Expression of HGAL in primary cutaneous large B-cell lymphomas: evidence for germinal center derivation of primary cutaneous follicular lymphoma.

The classification of primary cutaneous large B-cell lymphoma (PCLBCL) is based on standard morphology, immunohistochemistry, and clinical presentation. There are two major subtypes in the current WHO-EORTC classification: follicle center lymphoma and diffuse large B-cell lymphoma, leg-type (DLBCL-LT). The goals of this study were to examine a series of DLBCLs to determine (1) whether the immunohistochemical paradigm of germinal center B-cell and non-germinal center B-cell types of systemic DLBCL could be applied to PCLBCL; (2) whether application of the newly described germinal center B-cell marker, human germinal center-associated lymphoma (HGAL) also discriminates between these types as a further support for germinal center B-cell origin for primary cutaneous center lymphoma; and (3) whether any of these biologic markers were of prognostic significance.
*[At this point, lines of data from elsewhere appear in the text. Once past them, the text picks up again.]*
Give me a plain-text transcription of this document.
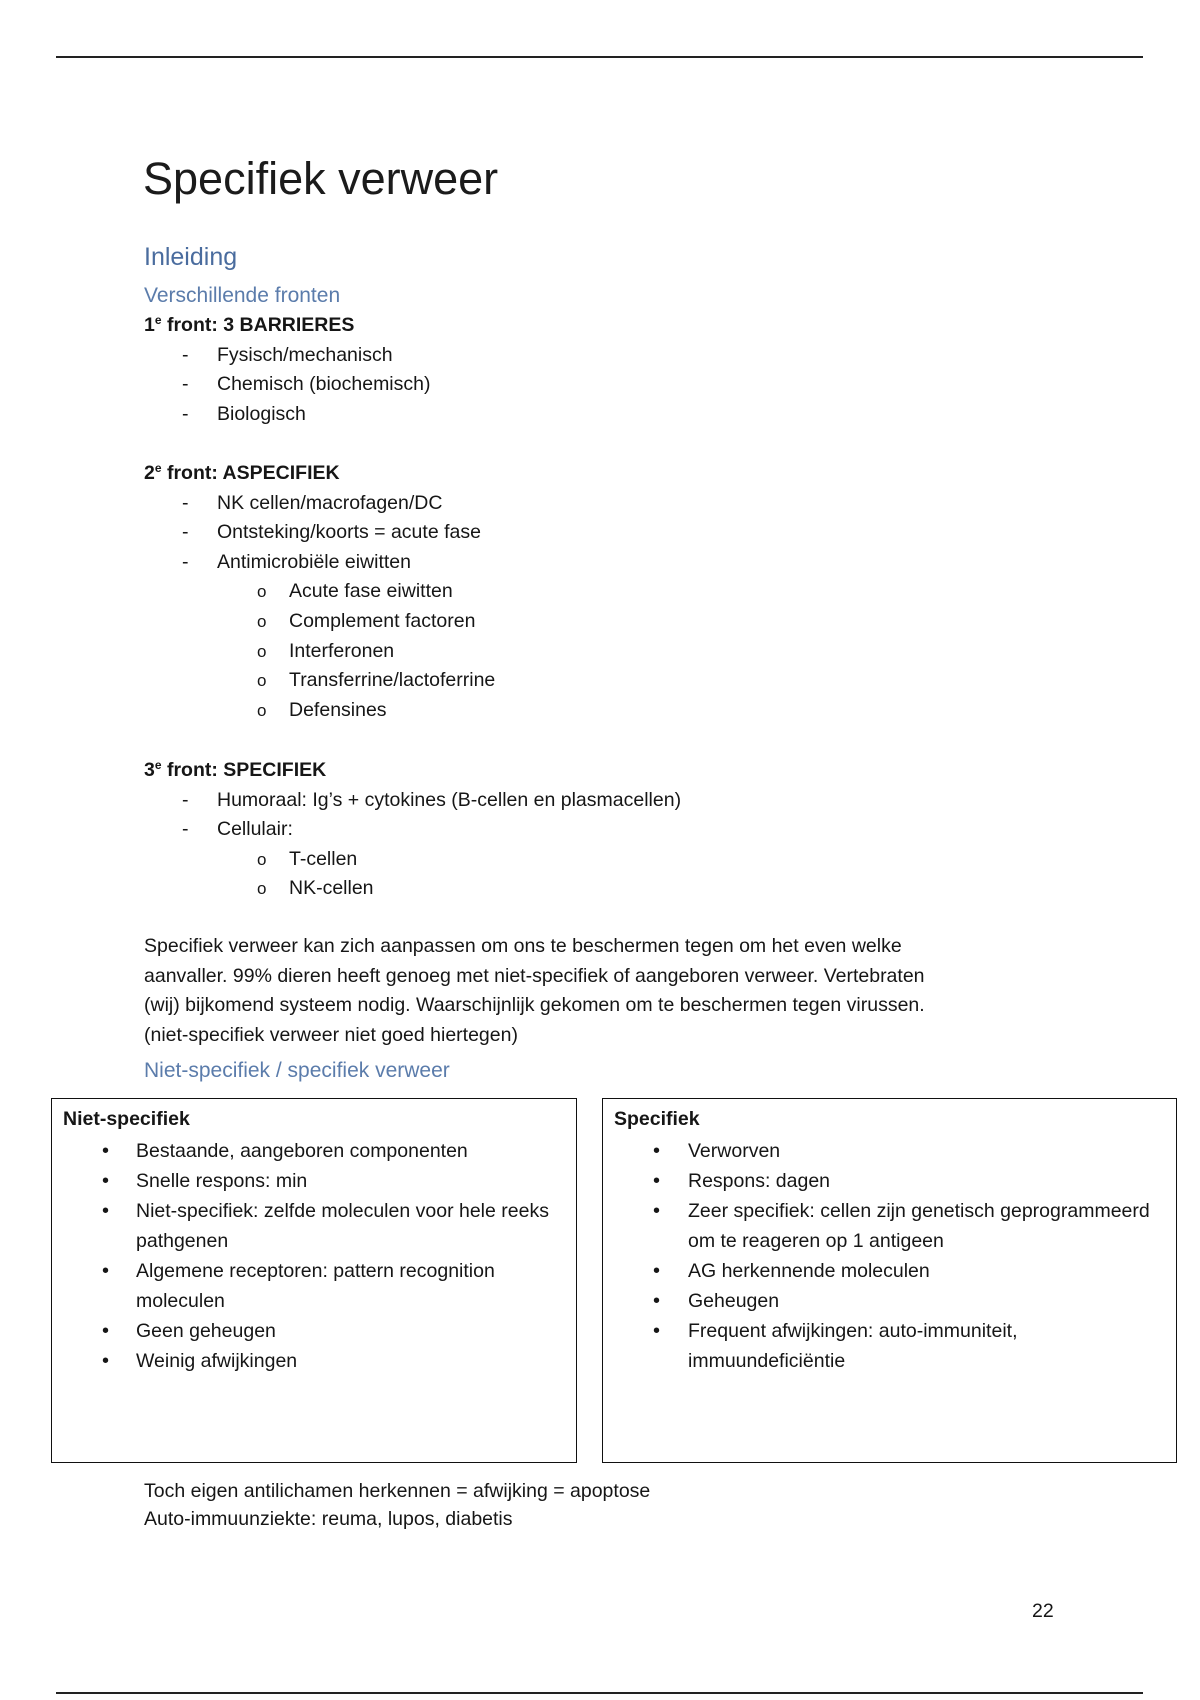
Specifiek verweer
Inleiding
Verschillende fronten
1e front: 3 BARRIERES
- Fysisch/mechanisch
- Chemisch (biochemisch)
- Biologisch
2e front: ASPECIFIEK
- NK cellen/macrofagen/DC
- Ontsteking/koorts = acute fase
- Antimicrobiële eiwitten
o Acute fase eiwitten
o Complement factoren
o Interferonen
o Transferrine/lactoferrine
o Defensines
3e front: SPECIFIEK
- Humoraal: Ig’s + cytokines (B-cellen en plasmacellen)
- Cellulair:
o T-cellen
o NK-cellen
Specifiek verweer kan zich aanpassen om ons te beschermen tegen om het even welke
aanvaller. 99% dieren heeft genoeg met niet-specifiek of aangeboren verweer. Vertebraten
(wij) bijkomend systeem nodig. Waarschijnlijk gekomen om te beschermen tegen virussen.
(niet-specifiek verweer niet goed hiertegen)
Niet-specifiek / specifiek verweer
Niet-specifiek
• Bestaande, aangeboren componenten
• Snelle respons: min
• Niet-specifiek: zelfde moleculen voor hele reeks pathgenen
• Algemene receptoren: pattern recognition moleculen
• Geen geheugen
• Weinig afwijkingen
Specifiek
• Verworven
• Respons: dagen
• Zeer specifiek: cellen zijn genetisch geprogrammeerd om te reageren op 1 antigeen
• AG herkennende moleculen
• Geheugen
• Frequent afwijkingen: auto-immuniteit, immuundeficiëntie
Toch eigen antilichamen herkennen = afwijking = apoptose
Auto-immuunziekte: reuma, lupos, diabetis
22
To this end, 32 cases of diffuse PCLBCL (22 primary cutaneous follicular center lymphomas and 10 DLBCL-LT) were classified based on the WHO-EORTC criteria and studied for expression of CD20, BCL2, BCL6, CD10, MUM-1, and HGAL by immunohistochemistry. Results were correlated with clinical features. HGAL and BCL6 expression and germinal center B-cell phenotype were associated with primary cutaneous follicular center lymphoma. The combination of HGAL and BCL6 positivity had the highest sensitivity (88%) and specificity (100%) for predicting subtype compared to either marker alone. Both HGAL and BCL6 were associated with the germinal center B-cell phenotype. The correlation of HGAL expression with the germinal center B-cell phenotype demonstrates the role of this marker in the classification of cutaneous large B-cell lymphomas. BCL6 expression was the only immunohistochemical marker associated with overall survival. Characterizing PCLBCLs with markers of B-cell maturation stage is a useful framework for studying, classifying, and clinically stratifying these lymphomas.